These are chat archives for dereneaton/ipyrad

12th
Dec 2015
Isaac Overcast
@isaacovercast
Dec 12 2015 20:10
question: mindepth_majrule vs mindepth_statistical. I'm considering throwing out all pileups that do not satisfy the mindepth requirement. Seems consistent with expectations from denovo, and probably will save us a little time. Which of these would be more appropriate to use in the refmap pipeline?
Deren Eaton
@dereneaton
Dec 12 2015 22:43
Hmm, in the case of the denovo clusters it does not exclude any low depth clusters in step3, and so the header "clusters_kept" is not really fitting. It is simply reporting how many fall below the "mindepth_majrule". The low depth clusters are then ignored in step4, and removed in step5. I guess I see it as a good thing to leave them in the data set in case users change there mind and want to 'branch' their assembly at step5 to make both low depth and high depth base calls. If they got to that point and then found out their low depth calls had been removed at step3 it might be confusing... But then again we do report "clusters_kept" for that reason. It lets them know a bunch of their data at the current settings isn't going to be used...
Deren Eaton
@dereneaton
Dec 12 2015 22:51
It seems to me the easiest thing to do would be to leave all the low depth clusters in and just drop the refmapped clusters in with the denovo clusters before the muscle alignments. If the only issue is speed we can test it later and see if it's worth excluding lowdepth clusters earlier.
Isaac Overcast
@isaacovercast
Dec 12 2015 23:27
That's totally doable. I was thinking something similar myself actually, re: dropping refmapped back in before muscle. It will be an easy change.
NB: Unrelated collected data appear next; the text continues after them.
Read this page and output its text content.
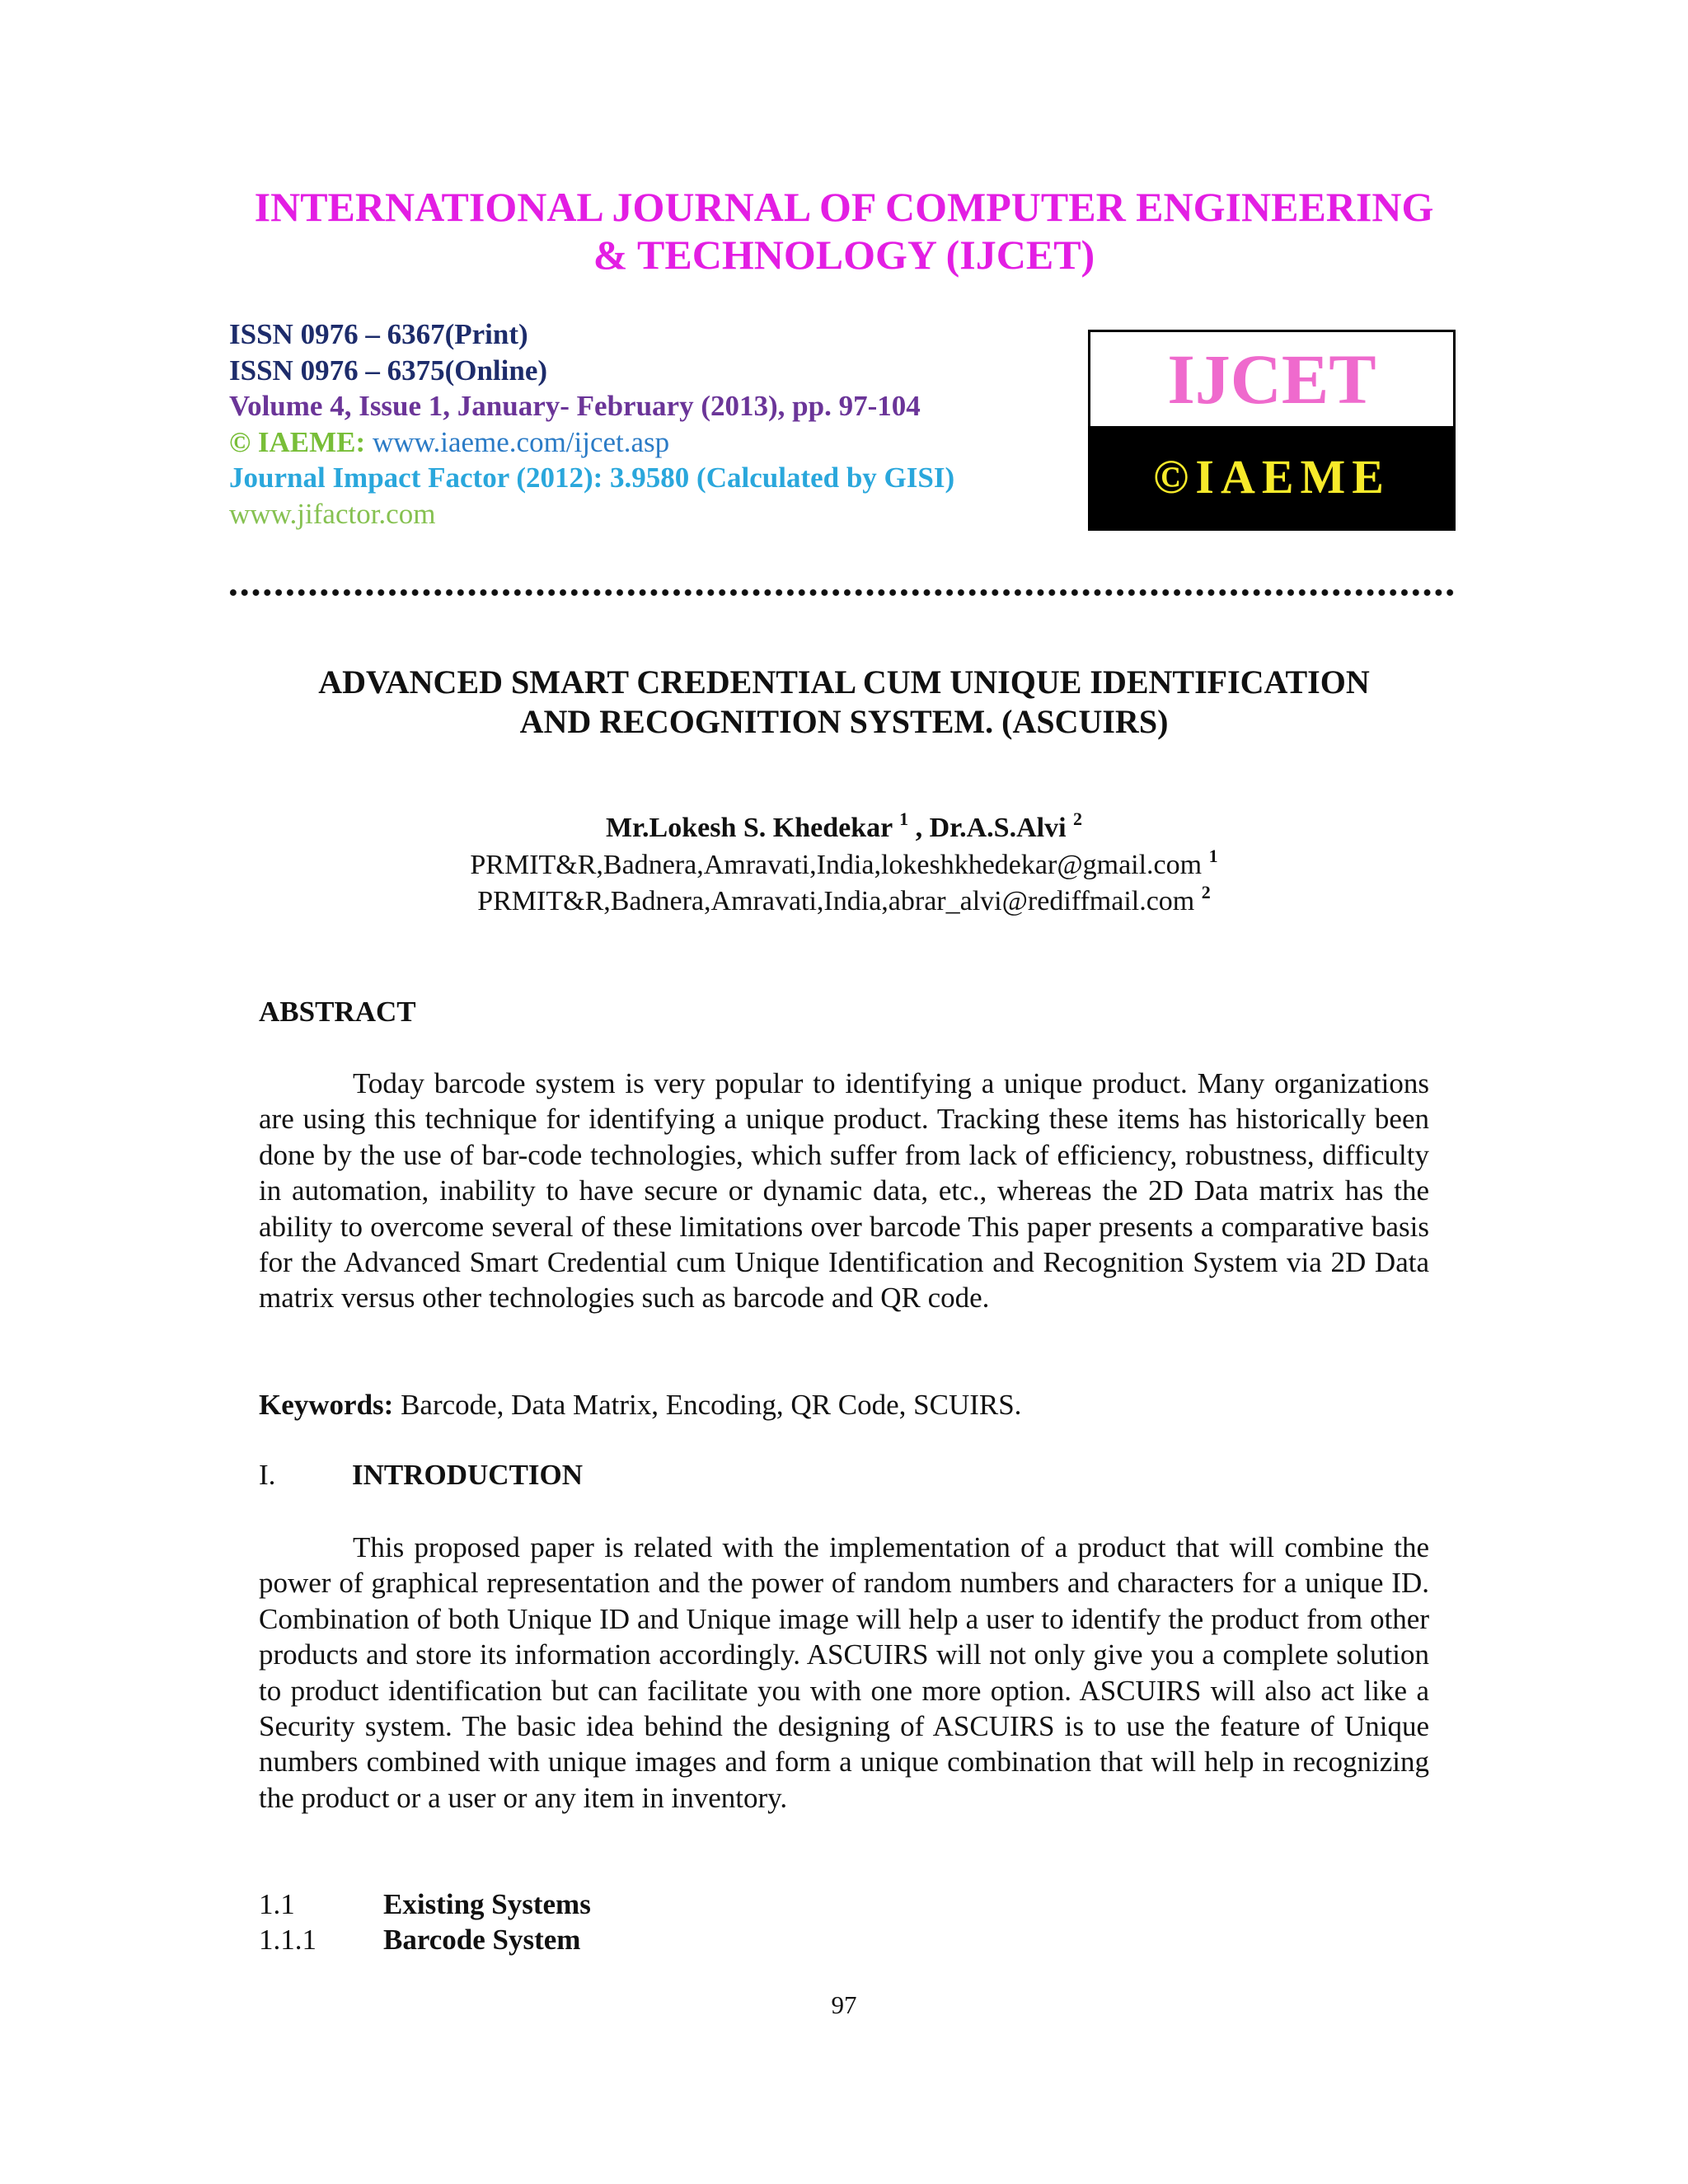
INTERNATIONAL JOURNAL OF COMPUTER ENGINEERING
& TECHNOLOGY (IJCET)
ISSN 0976 – 6367(Print)
ISSN 0976 – 6375(Online)
Volume 4, Issue 1, January- February (2013), pp. 97-104
© IAEME: www.iaeme.com/ijcet.asp
Journal Impact Factor (2012): 3.9580 (Calculated by GISI)
www.jifactor.com
IJCET
©IAEME
ADVANCED SMART CREDENTIAL CUM UNIQUE IDENTIFICATION
AND RECOGNITION SYSTEM. (ASCUIRS)
Mr.Lokesh S. Khedekar $^1$ , Dr.A.S.Alvi $^2$
PRMIT&R,Badnera,Amravati,India,lokeshkhedekar@gmail.com $^1$
PRMIT&R,Badnera,Amravati,India,abrar_alvi@rediffmail.com $^2$
ABSTRACT
Today barcode system is very popular to identifying a unique product. Many organizations are using this technique for identifying a unique product. Tracking these items has historically been done by the use of bar-code technologies, which suffer from lack of efficiency, robustness, difficulty in automation, inability to have secure or dynamic data, etc., whereas the 2D Data matrix has the ability to overcome several of these limitations over barcode This paper presents a comparative basis for the Advanced Smart Credential cum Unique Identification and Recognition System via 2D Data matrix versus other technologies such as barcode and QR code.
Keywords: Barcode, Data Matrix, Encoding, QR Code, SCUIRS.
I.	INTRODUCTION
This proposed paper is related with the implementation of a product that will combine the power of graphical representation and the power of random numbers and characters for a unique ID. Combination of both Unique ID and Unique image will help a user to identify the product from other products and store its information accordingly. ASCUIRS will not only give you a complete solution to product identification but can facilitate you with one more option. ASCUIRS will also act like a Security system. The basic idea behind the designing of ASCUIRS is to use the feature of Unique numbers combined with unique images and form a unique combination that will help in recognizing the product or a user or any item in inventory.
1.1	Existing Systems
1.1.1 Barcode System
97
I got the full stack refmap working yesterday, and have been working today on getting it to parallelize the post-processing (identifying stacks, making pileups, decompiling pileups to fasta, etc).
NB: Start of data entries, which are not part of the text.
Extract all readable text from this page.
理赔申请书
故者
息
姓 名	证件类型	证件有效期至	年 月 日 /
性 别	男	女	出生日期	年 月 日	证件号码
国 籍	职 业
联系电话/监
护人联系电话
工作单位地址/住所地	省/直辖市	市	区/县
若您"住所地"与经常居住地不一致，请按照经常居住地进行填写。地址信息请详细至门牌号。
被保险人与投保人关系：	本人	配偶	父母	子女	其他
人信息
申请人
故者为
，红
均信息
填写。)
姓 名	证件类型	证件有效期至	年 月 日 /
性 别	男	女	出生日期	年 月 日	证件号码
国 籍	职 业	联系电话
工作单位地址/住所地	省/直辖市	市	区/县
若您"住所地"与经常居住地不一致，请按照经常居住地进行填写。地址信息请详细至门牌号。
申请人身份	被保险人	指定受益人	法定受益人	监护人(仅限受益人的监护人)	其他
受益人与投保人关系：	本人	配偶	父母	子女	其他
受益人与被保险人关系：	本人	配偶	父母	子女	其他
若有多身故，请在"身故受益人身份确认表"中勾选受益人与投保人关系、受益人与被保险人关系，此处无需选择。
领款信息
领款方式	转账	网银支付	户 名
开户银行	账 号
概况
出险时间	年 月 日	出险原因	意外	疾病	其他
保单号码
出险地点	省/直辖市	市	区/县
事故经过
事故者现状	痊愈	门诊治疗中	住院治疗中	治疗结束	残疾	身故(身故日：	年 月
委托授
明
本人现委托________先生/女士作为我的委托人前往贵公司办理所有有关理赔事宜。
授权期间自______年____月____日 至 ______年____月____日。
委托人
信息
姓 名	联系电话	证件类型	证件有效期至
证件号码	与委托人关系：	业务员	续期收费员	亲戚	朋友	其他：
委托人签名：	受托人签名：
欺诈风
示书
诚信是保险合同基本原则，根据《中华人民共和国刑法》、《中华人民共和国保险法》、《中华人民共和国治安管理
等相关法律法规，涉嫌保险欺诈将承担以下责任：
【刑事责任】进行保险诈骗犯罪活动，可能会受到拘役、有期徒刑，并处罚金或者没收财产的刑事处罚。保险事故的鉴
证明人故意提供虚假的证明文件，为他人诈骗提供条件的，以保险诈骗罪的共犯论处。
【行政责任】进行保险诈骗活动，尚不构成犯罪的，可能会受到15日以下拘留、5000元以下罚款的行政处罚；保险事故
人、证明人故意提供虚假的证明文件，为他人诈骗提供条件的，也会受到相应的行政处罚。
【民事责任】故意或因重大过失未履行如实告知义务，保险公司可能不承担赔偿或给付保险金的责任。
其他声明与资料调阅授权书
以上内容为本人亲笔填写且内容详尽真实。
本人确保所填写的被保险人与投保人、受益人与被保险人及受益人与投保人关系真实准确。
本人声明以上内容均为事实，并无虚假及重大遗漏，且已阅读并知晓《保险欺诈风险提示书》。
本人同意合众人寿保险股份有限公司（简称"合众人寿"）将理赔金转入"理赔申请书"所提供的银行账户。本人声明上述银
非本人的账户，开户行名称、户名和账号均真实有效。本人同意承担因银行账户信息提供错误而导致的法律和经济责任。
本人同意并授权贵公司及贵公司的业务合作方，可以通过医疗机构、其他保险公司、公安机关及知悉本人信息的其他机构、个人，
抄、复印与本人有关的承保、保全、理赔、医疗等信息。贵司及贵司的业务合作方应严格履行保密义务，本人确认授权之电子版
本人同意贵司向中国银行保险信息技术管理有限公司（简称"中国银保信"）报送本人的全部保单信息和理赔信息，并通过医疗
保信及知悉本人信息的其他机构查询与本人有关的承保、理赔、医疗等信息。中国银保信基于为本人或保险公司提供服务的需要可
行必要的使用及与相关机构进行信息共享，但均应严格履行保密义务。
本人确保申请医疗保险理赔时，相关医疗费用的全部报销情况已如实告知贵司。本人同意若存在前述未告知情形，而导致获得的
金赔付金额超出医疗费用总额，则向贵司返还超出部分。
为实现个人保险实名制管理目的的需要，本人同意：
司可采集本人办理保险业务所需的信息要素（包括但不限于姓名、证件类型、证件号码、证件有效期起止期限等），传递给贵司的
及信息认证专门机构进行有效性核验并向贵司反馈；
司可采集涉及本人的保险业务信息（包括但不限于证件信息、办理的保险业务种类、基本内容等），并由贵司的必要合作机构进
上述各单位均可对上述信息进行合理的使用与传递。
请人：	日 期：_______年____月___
I copied the structure of multi_muscle_align, in terms of passing in the ipyclient and then having the function chunk up and deal out the tasks to the clients. I'm having a weird problem and i'm hoping your experience with ipp will help. I have a bunch of methods inside refmap to do subtasks associated with the post-flight processing, when i had it running serial it all worked fine, but now that i'm trying to push it to ipclients the clients can't see these methods.
Isaac Overcast
@isaacovercast
Dec 12 2015 23:34
I gather ipyrad.assemble.refmap hasn't been imported into the client view correctly or at all, but can't figure out the best way. I want to do something similar to how clustall() works, calling other methods to break up the functionality. Got any insight based on your ipp experience? What am i doing wrong?